Thank you for the question.
You've put your finger on the problem: the geographic distribution of clients and service providers. The programs make it possible to reach these clients differently, which is why a strategy is needed. The non-insured health benefits program is actually a benefits program where the expenses incurred by the client are reimbursed directly to the dentist. It works extremely well in urban or suburban settings, where people have access to dentists.
We usually use more programs like the children's oral health initiative to provide services in communities where we would not otherwise find them.
However, even in peri-urban areas, these programs can be useful for prevention in schools and to ensure that parents bring their children to specialists first, and to dentists, second. It's a combination of services, so it's important to have the strategy that we talked about earlier. Efforts should be combined when it comes to these programs. In remote areas, we have to face more difficulties.

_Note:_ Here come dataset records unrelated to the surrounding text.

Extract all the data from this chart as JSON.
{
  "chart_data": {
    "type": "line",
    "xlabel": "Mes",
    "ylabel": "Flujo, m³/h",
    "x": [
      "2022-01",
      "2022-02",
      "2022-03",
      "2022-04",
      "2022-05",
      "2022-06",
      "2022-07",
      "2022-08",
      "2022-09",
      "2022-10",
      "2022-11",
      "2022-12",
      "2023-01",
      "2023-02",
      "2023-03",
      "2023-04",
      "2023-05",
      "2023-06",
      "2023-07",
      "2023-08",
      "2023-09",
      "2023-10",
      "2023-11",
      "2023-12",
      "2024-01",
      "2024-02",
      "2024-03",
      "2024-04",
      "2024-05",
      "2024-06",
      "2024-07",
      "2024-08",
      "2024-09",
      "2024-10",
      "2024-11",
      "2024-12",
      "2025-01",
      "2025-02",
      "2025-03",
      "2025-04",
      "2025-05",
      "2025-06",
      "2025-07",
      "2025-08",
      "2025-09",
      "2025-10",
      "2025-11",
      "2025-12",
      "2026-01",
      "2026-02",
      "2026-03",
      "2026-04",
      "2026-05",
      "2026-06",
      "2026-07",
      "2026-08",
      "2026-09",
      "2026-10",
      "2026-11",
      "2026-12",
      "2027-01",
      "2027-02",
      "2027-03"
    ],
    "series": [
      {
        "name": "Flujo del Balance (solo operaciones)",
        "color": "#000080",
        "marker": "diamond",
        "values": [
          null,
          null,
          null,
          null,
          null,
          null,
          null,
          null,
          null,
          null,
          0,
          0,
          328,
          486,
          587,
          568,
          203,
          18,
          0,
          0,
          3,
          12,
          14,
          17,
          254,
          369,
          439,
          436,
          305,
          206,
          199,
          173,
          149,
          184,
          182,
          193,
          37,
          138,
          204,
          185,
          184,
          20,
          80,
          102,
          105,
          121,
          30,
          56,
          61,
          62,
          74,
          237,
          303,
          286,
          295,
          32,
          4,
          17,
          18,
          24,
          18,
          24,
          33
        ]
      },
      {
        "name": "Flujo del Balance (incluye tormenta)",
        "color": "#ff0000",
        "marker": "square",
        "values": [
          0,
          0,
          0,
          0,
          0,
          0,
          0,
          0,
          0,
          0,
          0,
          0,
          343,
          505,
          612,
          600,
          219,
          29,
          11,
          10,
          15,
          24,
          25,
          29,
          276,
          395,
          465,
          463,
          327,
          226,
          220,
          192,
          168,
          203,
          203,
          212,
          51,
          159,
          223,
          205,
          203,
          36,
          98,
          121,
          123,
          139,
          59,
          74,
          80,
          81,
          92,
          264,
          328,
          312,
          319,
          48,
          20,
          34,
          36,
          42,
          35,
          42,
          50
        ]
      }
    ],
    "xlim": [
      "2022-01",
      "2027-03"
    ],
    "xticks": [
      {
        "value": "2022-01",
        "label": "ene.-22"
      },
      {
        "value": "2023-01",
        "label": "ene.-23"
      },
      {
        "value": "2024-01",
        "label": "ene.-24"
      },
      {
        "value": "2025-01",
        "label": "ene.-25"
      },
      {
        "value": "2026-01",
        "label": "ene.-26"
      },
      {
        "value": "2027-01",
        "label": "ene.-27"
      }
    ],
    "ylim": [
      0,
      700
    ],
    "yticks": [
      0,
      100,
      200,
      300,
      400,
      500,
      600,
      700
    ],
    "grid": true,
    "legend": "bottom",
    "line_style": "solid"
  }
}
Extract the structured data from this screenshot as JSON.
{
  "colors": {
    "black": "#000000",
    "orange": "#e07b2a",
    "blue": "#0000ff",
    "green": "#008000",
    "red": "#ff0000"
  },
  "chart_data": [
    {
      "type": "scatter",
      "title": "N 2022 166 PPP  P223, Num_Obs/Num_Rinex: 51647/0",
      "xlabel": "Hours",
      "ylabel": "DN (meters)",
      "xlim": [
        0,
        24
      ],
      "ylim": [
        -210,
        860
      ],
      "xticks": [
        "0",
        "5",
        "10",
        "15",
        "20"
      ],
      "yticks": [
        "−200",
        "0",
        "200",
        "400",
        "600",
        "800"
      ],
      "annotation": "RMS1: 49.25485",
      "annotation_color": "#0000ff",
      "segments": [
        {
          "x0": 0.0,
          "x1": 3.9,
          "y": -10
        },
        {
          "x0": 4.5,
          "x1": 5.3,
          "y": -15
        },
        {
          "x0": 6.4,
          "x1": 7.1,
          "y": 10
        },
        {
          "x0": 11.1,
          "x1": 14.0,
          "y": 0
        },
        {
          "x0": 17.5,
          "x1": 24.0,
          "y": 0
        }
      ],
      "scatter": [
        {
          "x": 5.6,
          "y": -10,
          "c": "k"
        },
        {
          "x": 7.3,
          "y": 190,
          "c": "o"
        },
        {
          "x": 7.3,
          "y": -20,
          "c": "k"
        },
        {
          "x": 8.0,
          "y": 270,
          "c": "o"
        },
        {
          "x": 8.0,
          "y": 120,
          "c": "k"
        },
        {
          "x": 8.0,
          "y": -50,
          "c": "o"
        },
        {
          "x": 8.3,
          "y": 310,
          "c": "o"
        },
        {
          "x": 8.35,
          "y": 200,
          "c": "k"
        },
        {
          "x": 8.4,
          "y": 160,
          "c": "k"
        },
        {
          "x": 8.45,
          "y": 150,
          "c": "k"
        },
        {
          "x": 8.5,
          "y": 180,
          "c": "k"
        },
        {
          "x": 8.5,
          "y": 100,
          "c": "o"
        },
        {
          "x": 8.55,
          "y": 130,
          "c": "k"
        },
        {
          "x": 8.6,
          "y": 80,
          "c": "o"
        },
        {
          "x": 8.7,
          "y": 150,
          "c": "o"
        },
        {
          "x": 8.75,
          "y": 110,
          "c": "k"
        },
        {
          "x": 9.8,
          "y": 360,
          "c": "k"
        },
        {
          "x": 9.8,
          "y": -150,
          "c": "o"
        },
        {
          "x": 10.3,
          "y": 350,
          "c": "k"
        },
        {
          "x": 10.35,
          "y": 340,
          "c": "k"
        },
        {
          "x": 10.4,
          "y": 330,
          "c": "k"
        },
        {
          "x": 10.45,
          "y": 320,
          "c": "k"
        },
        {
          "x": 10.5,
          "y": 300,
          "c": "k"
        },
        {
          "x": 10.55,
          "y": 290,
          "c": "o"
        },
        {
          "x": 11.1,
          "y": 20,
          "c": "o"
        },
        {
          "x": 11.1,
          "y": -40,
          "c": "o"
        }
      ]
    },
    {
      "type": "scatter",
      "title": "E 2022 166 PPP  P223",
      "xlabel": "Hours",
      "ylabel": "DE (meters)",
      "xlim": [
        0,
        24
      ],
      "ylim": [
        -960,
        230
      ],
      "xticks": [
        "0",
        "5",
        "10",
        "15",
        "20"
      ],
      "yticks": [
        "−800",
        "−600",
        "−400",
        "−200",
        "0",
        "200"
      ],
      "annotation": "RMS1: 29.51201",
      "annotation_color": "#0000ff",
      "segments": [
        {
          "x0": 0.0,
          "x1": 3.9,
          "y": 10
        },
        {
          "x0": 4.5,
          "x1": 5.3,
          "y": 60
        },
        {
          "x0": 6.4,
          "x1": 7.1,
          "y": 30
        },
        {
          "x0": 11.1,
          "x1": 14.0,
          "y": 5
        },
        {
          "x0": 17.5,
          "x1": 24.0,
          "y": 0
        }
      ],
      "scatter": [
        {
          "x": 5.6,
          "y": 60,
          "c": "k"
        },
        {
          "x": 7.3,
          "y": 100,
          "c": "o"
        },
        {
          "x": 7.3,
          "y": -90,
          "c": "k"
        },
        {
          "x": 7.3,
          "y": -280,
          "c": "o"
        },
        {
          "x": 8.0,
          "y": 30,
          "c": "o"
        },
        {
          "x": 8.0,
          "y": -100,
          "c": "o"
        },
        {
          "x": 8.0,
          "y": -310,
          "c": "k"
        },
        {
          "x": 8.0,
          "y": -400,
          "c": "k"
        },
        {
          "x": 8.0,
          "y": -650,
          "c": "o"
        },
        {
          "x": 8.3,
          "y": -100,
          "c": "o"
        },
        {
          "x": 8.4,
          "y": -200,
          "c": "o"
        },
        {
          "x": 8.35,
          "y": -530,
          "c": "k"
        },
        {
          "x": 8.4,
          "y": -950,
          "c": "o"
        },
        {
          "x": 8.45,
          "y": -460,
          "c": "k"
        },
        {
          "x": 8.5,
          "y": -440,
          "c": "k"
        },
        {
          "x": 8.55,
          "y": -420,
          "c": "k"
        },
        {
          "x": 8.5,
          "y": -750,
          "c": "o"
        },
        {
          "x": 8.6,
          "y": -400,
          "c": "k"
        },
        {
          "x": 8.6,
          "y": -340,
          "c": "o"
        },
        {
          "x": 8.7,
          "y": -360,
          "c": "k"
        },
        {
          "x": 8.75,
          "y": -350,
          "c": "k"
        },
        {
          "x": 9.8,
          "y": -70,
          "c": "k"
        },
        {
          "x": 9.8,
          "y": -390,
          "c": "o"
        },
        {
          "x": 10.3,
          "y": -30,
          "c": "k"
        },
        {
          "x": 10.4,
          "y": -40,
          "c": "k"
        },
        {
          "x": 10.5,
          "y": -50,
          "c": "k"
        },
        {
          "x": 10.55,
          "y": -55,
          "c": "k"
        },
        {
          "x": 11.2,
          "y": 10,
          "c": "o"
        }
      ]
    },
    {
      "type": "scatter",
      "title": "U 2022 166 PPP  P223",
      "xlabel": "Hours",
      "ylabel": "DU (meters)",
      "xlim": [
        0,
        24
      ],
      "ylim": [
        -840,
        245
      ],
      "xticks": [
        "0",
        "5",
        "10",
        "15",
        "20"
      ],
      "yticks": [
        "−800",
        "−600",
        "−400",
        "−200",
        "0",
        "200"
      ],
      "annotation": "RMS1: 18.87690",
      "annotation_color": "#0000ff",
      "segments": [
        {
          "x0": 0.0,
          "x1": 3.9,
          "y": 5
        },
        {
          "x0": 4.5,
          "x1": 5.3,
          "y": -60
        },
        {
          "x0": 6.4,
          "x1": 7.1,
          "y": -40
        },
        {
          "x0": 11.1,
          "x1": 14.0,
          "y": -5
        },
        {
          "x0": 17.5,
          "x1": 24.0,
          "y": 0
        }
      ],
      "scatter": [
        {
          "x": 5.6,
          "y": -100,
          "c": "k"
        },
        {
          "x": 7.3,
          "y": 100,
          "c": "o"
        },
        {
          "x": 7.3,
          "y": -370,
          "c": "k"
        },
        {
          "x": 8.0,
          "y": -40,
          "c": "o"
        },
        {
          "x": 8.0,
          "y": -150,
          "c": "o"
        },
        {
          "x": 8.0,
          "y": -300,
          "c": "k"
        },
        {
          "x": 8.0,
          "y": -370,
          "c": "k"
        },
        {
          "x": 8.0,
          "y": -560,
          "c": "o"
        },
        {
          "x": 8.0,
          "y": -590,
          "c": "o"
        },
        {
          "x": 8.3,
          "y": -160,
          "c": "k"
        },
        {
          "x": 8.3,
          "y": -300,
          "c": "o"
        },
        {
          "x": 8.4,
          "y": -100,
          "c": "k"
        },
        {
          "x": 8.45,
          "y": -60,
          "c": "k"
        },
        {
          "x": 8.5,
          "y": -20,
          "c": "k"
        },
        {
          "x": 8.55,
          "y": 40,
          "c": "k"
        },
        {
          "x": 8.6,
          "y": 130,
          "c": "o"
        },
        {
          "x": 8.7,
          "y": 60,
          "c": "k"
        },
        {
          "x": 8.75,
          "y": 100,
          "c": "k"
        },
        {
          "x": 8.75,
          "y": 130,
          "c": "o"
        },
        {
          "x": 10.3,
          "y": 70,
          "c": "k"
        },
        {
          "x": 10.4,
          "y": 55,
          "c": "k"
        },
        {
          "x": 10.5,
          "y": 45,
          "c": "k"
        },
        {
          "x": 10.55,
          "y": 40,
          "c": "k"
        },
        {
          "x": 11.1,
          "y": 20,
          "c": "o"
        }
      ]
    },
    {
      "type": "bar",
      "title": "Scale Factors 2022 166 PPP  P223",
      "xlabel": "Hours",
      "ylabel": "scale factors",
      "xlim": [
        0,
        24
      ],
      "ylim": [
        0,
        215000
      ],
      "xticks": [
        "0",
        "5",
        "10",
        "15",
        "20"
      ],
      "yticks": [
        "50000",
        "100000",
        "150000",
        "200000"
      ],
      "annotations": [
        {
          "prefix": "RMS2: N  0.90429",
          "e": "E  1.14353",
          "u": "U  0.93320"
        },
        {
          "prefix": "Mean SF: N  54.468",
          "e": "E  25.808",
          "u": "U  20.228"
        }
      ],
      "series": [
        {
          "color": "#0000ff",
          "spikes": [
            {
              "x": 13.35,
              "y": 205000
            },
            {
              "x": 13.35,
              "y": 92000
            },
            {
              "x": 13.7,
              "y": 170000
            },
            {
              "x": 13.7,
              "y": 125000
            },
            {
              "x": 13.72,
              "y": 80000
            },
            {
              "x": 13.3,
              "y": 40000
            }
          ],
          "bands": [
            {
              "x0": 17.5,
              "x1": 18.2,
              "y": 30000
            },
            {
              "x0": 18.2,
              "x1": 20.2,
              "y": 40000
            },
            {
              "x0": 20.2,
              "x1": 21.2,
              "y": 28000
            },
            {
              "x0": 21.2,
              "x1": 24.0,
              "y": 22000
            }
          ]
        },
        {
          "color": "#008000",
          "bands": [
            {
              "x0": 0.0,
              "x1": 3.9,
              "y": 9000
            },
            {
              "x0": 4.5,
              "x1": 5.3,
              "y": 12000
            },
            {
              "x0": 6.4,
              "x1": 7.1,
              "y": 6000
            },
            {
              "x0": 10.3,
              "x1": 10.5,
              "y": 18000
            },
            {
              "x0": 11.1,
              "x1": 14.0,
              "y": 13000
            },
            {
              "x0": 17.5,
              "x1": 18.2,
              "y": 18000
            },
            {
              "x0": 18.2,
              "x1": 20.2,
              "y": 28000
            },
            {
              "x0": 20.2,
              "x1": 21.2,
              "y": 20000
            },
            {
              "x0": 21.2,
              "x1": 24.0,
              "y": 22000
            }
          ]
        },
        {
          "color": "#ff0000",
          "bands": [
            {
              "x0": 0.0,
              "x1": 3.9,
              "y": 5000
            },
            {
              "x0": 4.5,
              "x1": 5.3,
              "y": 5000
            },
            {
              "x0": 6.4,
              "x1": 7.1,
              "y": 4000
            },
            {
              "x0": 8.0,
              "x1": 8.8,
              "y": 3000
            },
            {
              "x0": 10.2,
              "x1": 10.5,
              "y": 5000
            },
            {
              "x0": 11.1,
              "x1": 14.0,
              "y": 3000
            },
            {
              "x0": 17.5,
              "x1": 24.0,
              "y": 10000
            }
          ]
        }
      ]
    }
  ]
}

The non-insured health benefits program, for example, will sometimes make it possible to contract work to dentists rather than having them present themselves as independent service providers. In fact, we are awarding contracts in certain regions to get dentists to practise in communities, which is more efficient and less expensive. This also provides support and a clientele to service providers who come to work in a remote community. The approaches to services are therefore very different depending on the regions and geographic distribution of customers and service providers.
Mr. Tremblay spoke earlier about our strategy and regional access plans that take into account this dynamic and the type of tool we need to bring clients closer to service providers or, conversely, to bring clients closer to service providers in communities.